O Sporting apurou-se na terça-feira para os quartos de final da Liga dos Campeões de futebol, ao golear em casa o Bodo/Glimt por 5-0, após prolongamento, para inverter a derrota que tinha sofrido na primeira mão dos oitavos de final.
Depois do desaire por 3-0 na Noruega na primeira mão dos oitavos de final, Gonçalo Inácio (34 minutos), Pedro Gonçalves (61) e Luis Suárez (78, de grande penalidade) empataram a eliminatória no tempo regulamentar da segunda mão, antes de Maxi Araújo (92) e Rafael Nel (120+1) consumarem a qualificação dos bicampeões nacionais.
Carlos Xavier, de 64 anos, antigo médio que se notabilizou ao serviço dos leões, entre 1980 e 1991, com uma passagem pela Académica pelo meio, e de 1994 a 1996, enalteceu o espírito lutador da equipa que “nunca perdeu o rumo nem a esperança e o foco no objetivo traçado”.
“O Sporting entrou muito bem no jogo, podia ter feito dois ou três golos, conseguiu chegar ao intervalo a vencer por 1-0, que era muito importante, e depois na segunda parte manteve o mesmo ritmo de jogo, a mesma toada e não deixou sequer o Bodo/Glimt pensar, quanto mais jogar”, disse.
Superado o obstáculo norueguês, que tem surpreendido o futebol europeu, o Sporting vai disputar os quartos de final com os ingleses do Arsenal, regressando a esta fase da prova após 43 anos de ausência.
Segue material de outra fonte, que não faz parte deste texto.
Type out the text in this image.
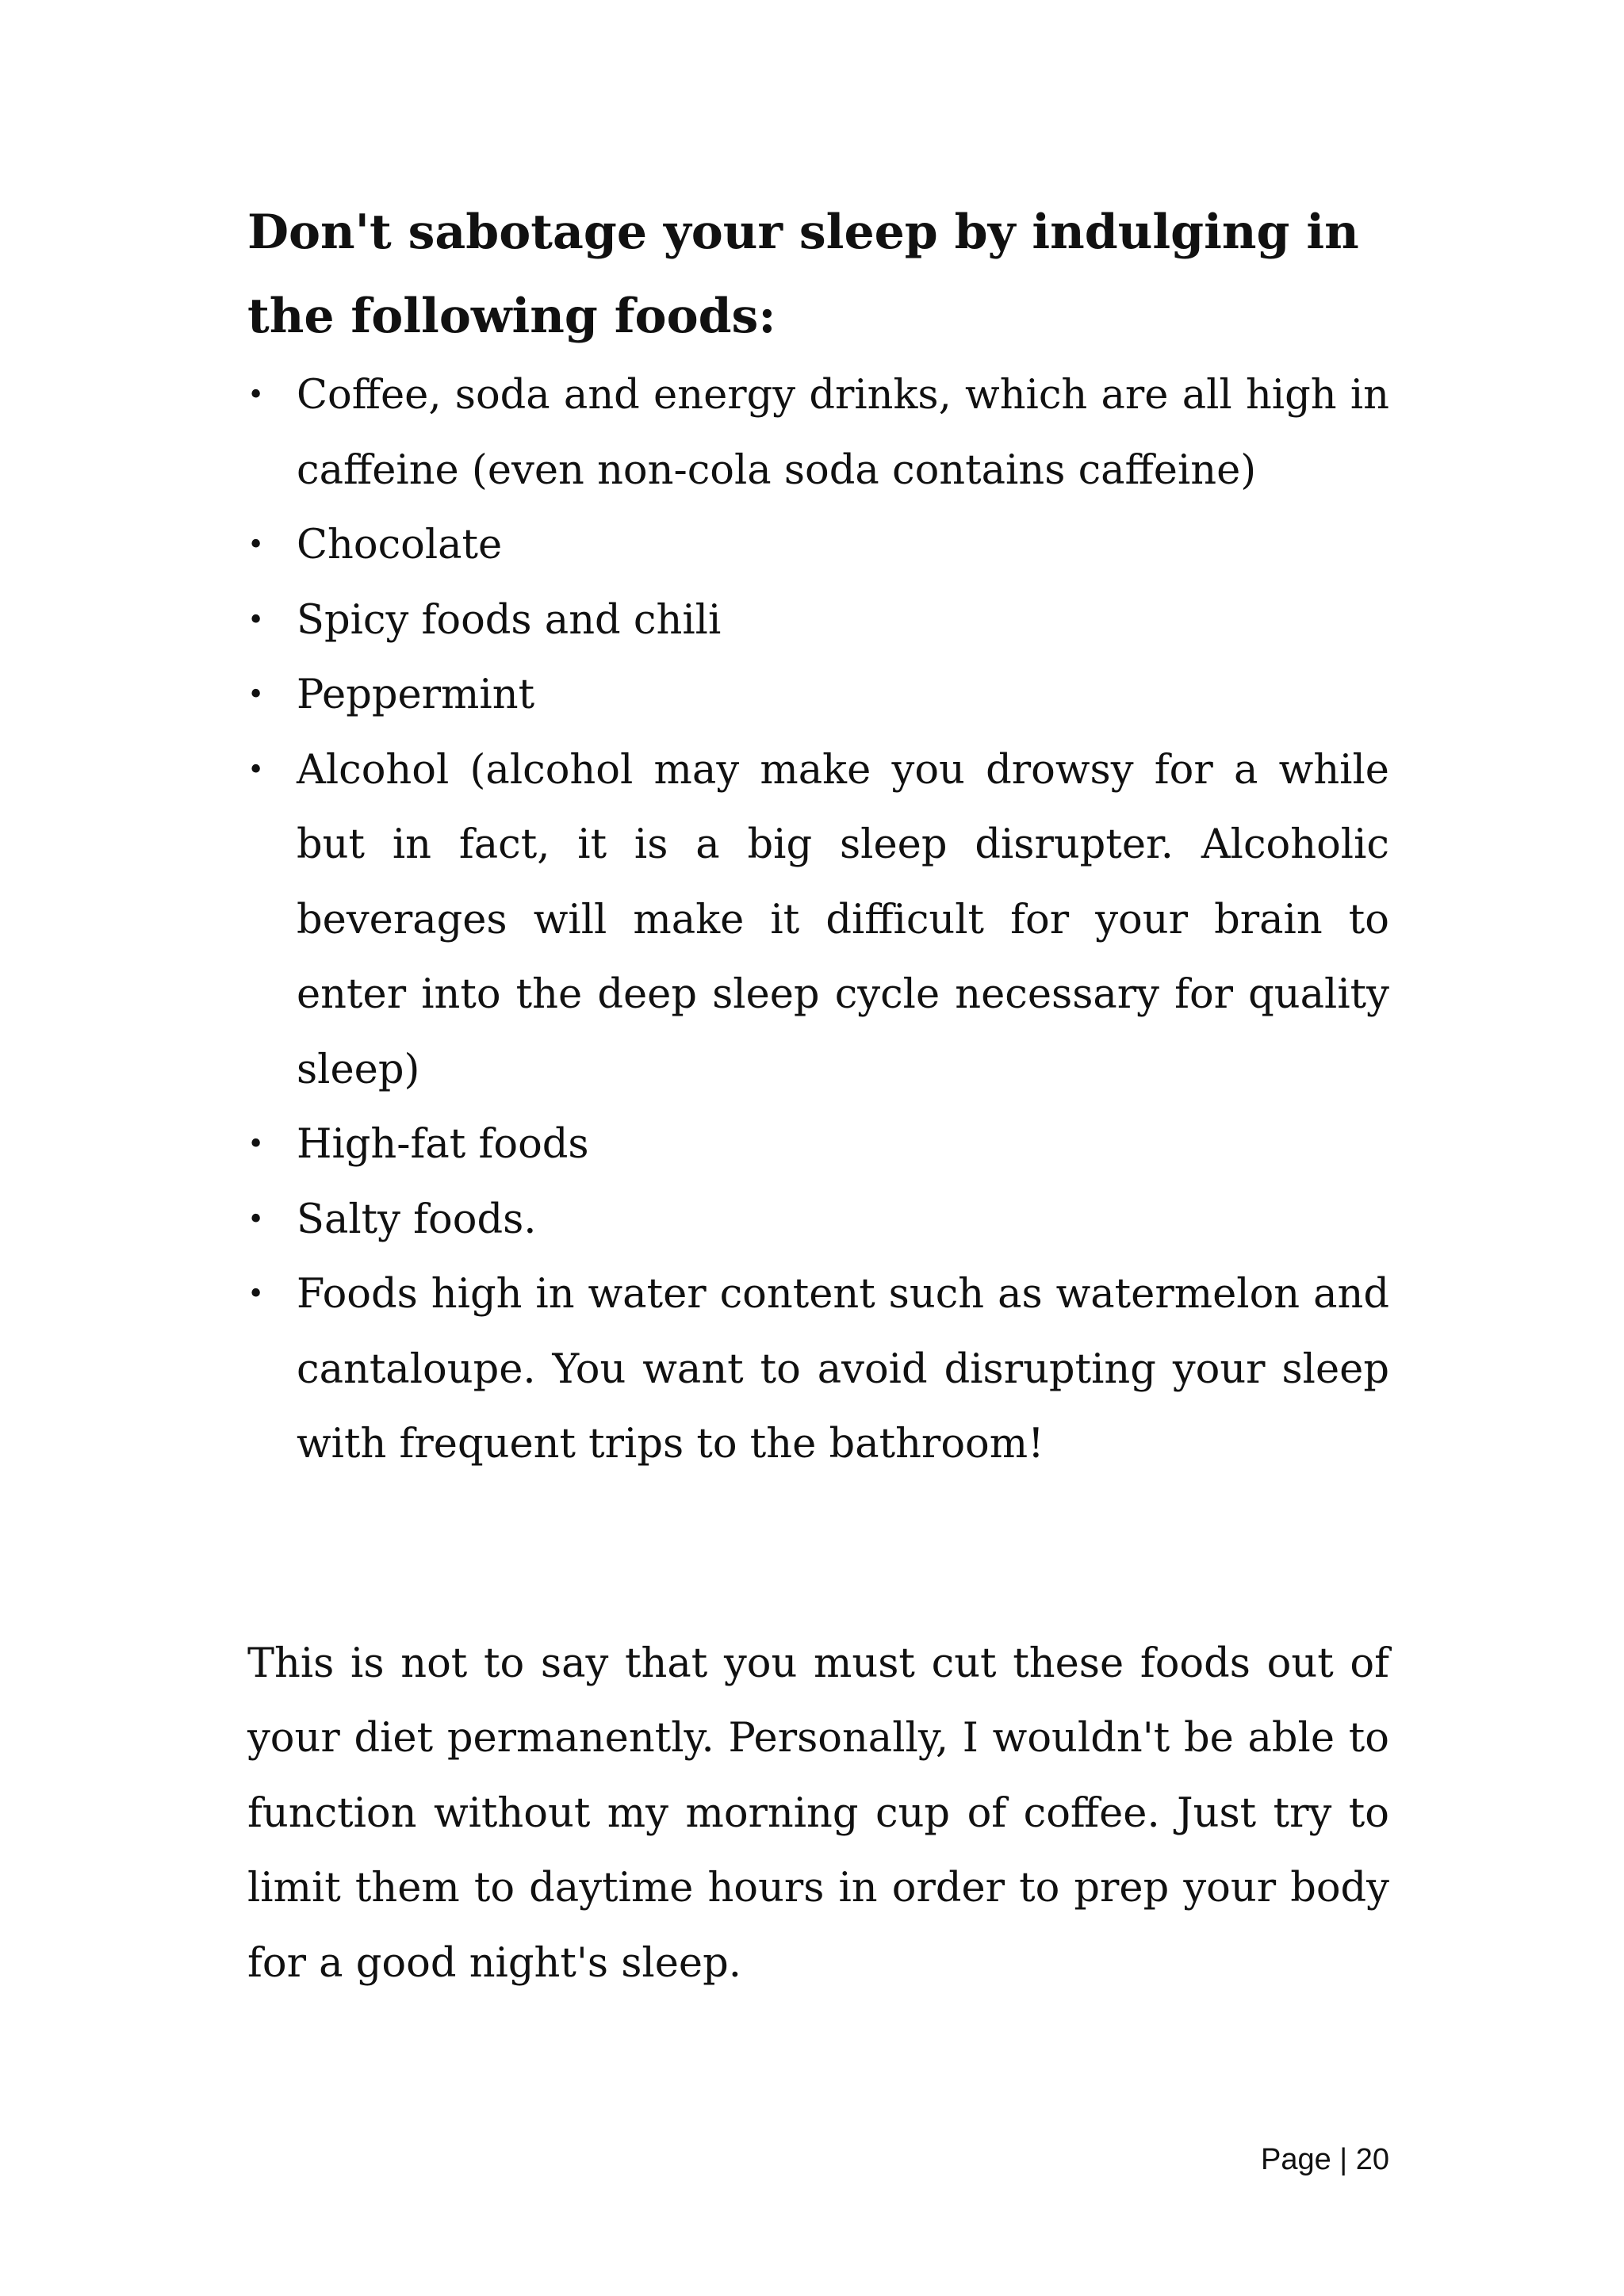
Don't sabotage your sleep by indulging in the following foods:
• Coffee, soda and energy drinks, which are all high in caffeine (even non-cola soda contains caffeine)
• Chocolate
• Spicy foods and chili
• Peppermint
• Alcohol (alcohol may make you drowsy for a while but in fact, it is a big sleep disrupter. Alcoholic beverages will make it difficult for your brain to enter into the deep sleep cycle necessary for quality sleep)
• High-fat foods
• Salty foods.
• Foods high in water content such as watermelon and cantaloupe. You want to avoid disrupting your sleep with frequent trips to the bathroom!

This is not to say that you must cut these foods out of your diet permanently. Personally, I wouldn't be able to function without my morning cup of coffee. Just try to limit them to daytime hours in order to prep your body for a good night's sleep.

Page | 20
“Pode se esperar tudo, inclusivamente nada. É uma eliminatória muito difícil. O Arsenal está a passar por um grande momento e não é o mesmo que eliminamos recentemente (na época de 2022/23 na Liga Europa)", justificou Carlos Xavier.
O ex-futebolista, que antecipa uma eliminatória “bem disputada”, acredita que “o Sporting tem as suas armas e a esperança, até pelo que fez no jogo da segunda mão frente ao Bodo/Glimt, de conseguir fazer dois jogos de grande nível."
“O Sporting não tem nada a perder. É tentar seguir em frente. Tarefa muito complicada e difícil, tanto para o Sporting como para o Arsenal. Vai ser difícil para os dois”, disse Carlos Xavier, que há 43 anos disputou os quartos de final frente à Real Sociedad.
O antigo médio recorda que o Sporting não passou na altura às meias-finais da Liga dos Campeões “por uma infelicidade ou artimanha do árbitro, que marcou passos ao guarda-redes Ferenc Mészáros dentro da área, algo pouco habitual”.
Depois de afastar os então jugoslavos do Dinamo Zagreb (3-1 no conjunto das duas mãos) e os búlgaros do CSKA Sofia (2-2, com vantagem através da já extinta regra dos golos fora), o Sporting defrontou nos quartos de final a Real Sociedad e venceu em Lisboa (1-0), antes da reviravolta espanhola (2-0).
O capitão Manuel Fernandes adiantou os verdes e brancos perto do fim do primeiro embate, mas no frenético ambiente de San Sebastián, Juan Antonio Larrañaga e José María Bakero deram a passagem aos então bicampeões espanhóis.
Para a história do jogo da segunda mão ficou o livre a punir uns passos a mais com a bola na mão do guarda-redes Mészáros dentro da área do Sporting, que ditou, na altura, o 1-0 para a Real Sociedad e o empate a 1-1 na eliminatória.
Carlos Xavier recorda ainda que o Sporting, orientado pelo treinador-jogador António Oliveira, que foi titular, viajou para o País Basco no dia da segunda mão e não contou com o avançado Rui Jordão, cuja mãe morrera, nem com os defesas Virgílio e Pedro Venâncio.
“Uns anos mais tarde tive a felicidade de representar aquele grande clube (Real Sociedad), de uma grande cidade, de gente muito boa, os bascos. Adorei estar lá três anos, que direi terem sido os três melhores da minha vida futebolística”, finalizou.